Osgood and Schreck (2007) suggest that self-report information is preferred to the use of official records in studying specialization because it provides more depth of coverage of individual offense patterns and is less susceptible to biases of the type mentioned above. Still, there may be some problems with the use of self-reported offending as a foundation for understanding specialization. Bursik (1980) notes, for example, that self-report data may carry a specific form of risk in the context of such research. He argues that an offender who commits fewer offenses is likely to have better recall regarding their precise nature than a high-rate offender. This results in estimates of offending patterns that may be systematically biased. Clearly, for both official records and self-report methods, any potential systematic inclusion/exclusion of particular offense types might distort findings related to the question of specialization. So, as with offending prevalence in general, it is important to consider the source of the data in making sense of estimates of offending diversity and specialization.
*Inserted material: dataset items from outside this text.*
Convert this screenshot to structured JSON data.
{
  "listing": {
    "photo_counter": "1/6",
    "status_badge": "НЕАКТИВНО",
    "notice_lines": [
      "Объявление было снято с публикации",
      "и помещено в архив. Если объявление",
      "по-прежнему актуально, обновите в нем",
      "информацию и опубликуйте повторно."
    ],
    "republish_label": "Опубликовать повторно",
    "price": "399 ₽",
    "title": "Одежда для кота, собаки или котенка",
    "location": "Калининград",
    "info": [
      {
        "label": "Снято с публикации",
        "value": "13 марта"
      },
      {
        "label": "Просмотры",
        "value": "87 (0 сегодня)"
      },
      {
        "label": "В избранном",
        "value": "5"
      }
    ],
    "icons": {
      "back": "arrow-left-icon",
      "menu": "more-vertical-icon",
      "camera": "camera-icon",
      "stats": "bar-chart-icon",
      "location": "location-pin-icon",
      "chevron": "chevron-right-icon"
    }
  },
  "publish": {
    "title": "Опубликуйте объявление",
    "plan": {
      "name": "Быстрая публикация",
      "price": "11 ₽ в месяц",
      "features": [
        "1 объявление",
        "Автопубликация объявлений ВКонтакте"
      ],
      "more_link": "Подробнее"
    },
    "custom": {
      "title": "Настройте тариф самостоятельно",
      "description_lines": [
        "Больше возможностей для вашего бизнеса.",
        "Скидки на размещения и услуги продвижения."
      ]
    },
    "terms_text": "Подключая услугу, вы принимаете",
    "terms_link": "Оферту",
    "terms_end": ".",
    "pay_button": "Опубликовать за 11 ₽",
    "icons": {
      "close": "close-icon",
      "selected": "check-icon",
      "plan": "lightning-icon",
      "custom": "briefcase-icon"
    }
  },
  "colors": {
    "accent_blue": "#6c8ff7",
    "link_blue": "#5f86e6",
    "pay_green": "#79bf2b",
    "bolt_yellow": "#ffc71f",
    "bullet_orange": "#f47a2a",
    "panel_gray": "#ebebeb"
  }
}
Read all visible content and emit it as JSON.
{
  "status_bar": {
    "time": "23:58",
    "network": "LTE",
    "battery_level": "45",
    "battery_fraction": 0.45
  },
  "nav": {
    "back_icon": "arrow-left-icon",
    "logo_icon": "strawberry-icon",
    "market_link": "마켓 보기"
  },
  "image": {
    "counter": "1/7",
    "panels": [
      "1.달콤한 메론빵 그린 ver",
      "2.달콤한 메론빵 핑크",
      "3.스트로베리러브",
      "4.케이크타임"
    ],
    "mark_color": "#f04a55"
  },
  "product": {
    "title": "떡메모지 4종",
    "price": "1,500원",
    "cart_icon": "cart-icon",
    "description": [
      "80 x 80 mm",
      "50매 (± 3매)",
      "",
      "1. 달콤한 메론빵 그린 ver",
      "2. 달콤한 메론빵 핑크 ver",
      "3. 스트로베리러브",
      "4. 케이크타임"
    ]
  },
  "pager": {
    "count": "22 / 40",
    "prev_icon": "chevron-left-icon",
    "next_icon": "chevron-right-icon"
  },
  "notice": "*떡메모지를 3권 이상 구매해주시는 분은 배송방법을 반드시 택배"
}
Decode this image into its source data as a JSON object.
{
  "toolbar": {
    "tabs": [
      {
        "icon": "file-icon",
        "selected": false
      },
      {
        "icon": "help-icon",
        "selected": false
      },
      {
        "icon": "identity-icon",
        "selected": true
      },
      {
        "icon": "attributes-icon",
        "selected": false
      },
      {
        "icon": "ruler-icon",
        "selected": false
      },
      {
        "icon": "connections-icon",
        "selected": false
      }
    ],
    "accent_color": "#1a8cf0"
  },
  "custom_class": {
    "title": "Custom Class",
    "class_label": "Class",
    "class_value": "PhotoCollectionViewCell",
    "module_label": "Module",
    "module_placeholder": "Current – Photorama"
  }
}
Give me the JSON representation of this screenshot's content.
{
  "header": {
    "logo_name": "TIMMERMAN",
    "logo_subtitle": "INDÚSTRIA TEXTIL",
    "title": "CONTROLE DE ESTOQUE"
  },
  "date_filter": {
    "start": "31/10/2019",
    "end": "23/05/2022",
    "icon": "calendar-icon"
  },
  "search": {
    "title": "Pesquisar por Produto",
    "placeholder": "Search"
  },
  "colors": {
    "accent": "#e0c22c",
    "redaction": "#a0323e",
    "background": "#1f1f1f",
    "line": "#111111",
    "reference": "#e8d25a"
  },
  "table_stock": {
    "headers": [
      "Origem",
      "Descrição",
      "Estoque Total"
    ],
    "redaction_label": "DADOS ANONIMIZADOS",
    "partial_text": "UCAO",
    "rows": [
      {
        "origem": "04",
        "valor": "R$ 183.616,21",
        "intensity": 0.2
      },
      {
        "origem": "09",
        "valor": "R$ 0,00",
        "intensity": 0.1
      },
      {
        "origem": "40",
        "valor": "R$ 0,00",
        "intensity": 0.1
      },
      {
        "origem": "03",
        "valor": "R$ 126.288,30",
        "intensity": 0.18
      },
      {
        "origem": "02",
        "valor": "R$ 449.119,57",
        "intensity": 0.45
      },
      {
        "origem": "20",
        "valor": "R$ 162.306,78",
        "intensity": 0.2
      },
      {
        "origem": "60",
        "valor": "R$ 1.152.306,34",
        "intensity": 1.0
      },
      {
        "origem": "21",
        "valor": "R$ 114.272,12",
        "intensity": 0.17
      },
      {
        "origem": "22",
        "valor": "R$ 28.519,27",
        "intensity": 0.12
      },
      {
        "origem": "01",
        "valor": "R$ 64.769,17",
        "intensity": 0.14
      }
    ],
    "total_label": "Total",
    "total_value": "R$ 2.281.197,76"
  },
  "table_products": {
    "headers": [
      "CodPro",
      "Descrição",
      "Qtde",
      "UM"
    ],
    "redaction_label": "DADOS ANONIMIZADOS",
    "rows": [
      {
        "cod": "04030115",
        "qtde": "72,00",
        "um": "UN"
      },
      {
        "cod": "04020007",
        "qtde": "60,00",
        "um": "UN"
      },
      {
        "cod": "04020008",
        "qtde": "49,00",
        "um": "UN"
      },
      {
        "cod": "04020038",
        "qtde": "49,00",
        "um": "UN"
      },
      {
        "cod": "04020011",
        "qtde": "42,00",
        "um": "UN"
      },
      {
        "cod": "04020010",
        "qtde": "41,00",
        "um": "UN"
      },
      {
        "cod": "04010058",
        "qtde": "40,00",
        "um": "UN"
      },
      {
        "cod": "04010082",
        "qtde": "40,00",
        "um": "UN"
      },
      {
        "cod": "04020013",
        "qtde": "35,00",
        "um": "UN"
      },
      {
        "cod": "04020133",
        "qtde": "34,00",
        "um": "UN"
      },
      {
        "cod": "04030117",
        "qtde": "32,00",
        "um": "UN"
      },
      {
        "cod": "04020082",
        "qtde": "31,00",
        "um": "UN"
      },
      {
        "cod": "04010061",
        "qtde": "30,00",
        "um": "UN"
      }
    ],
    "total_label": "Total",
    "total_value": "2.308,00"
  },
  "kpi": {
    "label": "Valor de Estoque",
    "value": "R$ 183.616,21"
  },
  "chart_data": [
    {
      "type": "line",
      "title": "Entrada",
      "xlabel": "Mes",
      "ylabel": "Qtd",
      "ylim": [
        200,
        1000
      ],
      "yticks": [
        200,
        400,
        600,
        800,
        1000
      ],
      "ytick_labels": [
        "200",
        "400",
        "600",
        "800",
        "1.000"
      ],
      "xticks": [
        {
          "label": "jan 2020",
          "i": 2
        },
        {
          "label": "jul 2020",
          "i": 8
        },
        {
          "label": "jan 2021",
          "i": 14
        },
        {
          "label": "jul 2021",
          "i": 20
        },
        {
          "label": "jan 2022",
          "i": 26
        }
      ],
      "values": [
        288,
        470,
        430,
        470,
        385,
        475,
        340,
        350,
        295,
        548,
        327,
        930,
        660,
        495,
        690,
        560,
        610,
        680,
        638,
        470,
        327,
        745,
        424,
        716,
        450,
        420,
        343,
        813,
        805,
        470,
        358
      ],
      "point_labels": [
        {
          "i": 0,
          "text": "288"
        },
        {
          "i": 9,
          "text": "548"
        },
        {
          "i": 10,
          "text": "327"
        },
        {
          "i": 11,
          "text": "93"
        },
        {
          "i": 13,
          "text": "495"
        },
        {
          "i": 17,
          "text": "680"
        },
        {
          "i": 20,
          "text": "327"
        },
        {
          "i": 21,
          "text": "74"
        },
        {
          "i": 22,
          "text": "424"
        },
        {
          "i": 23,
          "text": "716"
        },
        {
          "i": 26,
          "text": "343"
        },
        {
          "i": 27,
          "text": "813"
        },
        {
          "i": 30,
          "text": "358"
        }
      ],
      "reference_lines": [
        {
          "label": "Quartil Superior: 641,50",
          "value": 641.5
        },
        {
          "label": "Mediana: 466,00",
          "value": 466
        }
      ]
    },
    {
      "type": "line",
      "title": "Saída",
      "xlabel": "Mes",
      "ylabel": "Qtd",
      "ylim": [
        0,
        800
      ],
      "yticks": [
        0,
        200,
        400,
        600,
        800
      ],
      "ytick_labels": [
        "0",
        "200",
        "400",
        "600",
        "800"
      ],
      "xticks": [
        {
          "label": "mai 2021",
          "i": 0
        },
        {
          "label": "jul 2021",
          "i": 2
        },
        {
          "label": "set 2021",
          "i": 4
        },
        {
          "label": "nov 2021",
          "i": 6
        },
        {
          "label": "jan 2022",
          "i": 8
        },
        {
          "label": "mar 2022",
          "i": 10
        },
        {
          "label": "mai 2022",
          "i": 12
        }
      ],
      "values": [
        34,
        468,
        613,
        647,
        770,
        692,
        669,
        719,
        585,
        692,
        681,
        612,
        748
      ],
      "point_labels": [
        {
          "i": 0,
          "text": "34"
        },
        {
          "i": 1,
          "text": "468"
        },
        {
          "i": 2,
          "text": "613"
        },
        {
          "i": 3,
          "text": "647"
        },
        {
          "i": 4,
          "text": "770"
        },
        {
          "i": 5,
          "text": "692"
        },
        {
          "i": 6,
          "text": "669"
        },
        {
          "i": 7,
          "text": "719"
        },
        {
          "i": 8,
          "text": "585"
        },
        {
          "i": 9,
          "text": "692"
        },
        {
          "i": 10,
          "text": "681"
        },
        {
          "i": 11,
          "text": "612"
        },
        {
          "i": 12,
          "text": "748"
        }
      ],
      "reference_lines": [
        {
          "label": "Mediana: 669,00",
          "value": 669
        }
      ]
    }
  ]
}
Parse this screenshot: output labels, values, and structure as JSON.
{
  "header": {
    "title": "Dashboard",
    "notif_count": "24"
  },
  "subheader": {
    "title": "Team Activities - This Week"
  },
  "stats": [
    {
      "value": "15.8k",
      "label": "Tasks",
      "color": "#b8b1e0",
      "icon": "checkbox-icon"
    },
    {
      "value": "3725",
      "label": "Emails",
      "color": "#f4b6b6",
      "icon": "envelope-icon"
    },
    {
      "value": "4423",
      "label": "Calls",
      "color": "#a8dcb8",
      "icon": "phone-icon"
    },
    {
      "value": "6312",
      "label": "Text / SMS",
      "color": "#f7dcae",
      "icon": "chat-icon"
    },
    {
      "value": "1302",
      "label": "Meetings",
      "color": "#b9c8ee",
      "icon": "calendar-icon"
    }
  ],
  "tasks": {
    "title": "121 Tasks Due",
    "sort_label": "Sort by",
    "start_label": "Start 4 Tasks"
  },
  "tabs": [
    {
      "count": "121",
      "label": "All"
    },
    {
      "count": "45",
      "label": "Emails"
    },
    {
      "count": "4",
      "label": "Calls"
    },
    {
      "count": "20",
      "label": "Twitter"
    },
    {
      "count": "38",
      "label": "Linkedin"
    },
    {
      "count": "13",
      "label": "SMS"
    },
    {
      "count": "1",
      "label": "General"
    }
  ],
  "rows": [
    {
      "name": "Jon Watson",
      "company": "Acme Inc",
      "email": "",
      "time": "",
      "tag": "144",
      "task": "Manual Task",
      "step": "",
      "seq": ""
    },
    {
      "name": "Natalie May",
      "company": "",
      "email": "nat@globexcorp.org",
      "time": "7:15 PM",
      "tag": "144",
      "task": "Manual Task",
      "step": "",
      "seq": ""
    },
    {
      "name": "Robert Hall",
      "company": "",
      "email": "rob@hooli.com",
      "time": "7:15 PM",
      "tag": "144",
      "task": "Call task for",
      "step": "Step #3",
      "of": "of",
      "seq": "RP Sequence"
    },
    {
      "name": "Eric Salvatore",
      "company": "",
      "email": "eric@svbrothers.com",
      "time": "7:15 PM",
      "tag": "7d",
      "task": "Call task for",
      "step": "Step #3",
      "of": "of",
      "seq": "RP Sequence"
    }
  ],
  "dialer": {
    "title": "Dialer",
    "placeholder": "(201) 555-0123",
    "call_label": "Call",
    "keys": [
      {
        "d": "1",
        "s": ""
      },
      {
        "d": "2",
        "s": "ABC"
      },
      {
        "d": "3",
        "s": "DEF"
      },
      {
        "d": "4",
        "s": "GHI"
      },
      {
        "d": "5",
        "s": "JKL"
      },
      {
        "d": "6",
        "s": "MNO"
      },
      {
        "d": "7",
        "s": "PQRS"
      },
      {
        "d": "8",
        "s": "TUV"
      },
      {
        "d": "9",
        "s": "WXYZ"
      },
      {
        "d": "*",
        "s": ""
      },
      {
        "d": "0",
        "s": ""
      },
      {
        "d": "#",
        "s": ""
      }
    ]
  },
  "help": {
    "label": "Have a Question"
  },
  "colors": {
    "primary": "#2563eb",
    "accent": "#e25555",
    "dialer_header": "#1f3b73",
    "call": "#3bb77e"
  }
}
E. Underlying Classification of Offenses
In addition to the methodological considerations noted above, the categorization of offenses that underlies a particular measure of specialization has important implications for research findings. Miethe et al. (2007) point out that the potential for finding specialization will decrease as the array of offenses included in its calculation increases. This owes to the fact that finer classification of offense types inherently reduces the likelihood that the same offense(s) would be observed on multiple occasions. Often, researchers investigate specialization based on some configuration of the three overarching crime types— violence, property, and drugs (see Mazerolle et al., 2000). Studies relying on broad “violence,” “property,” and “other” categorizations of crime might generate less observed diversity than those that fully distinguish among offenses that fall within these wider umbrellas (e.g., auto theft, larceny, and fraud for “property”). Also, the manner in which offenses might fit together empirically may be different from initial researcher and practitioner perceptions about which types are similar.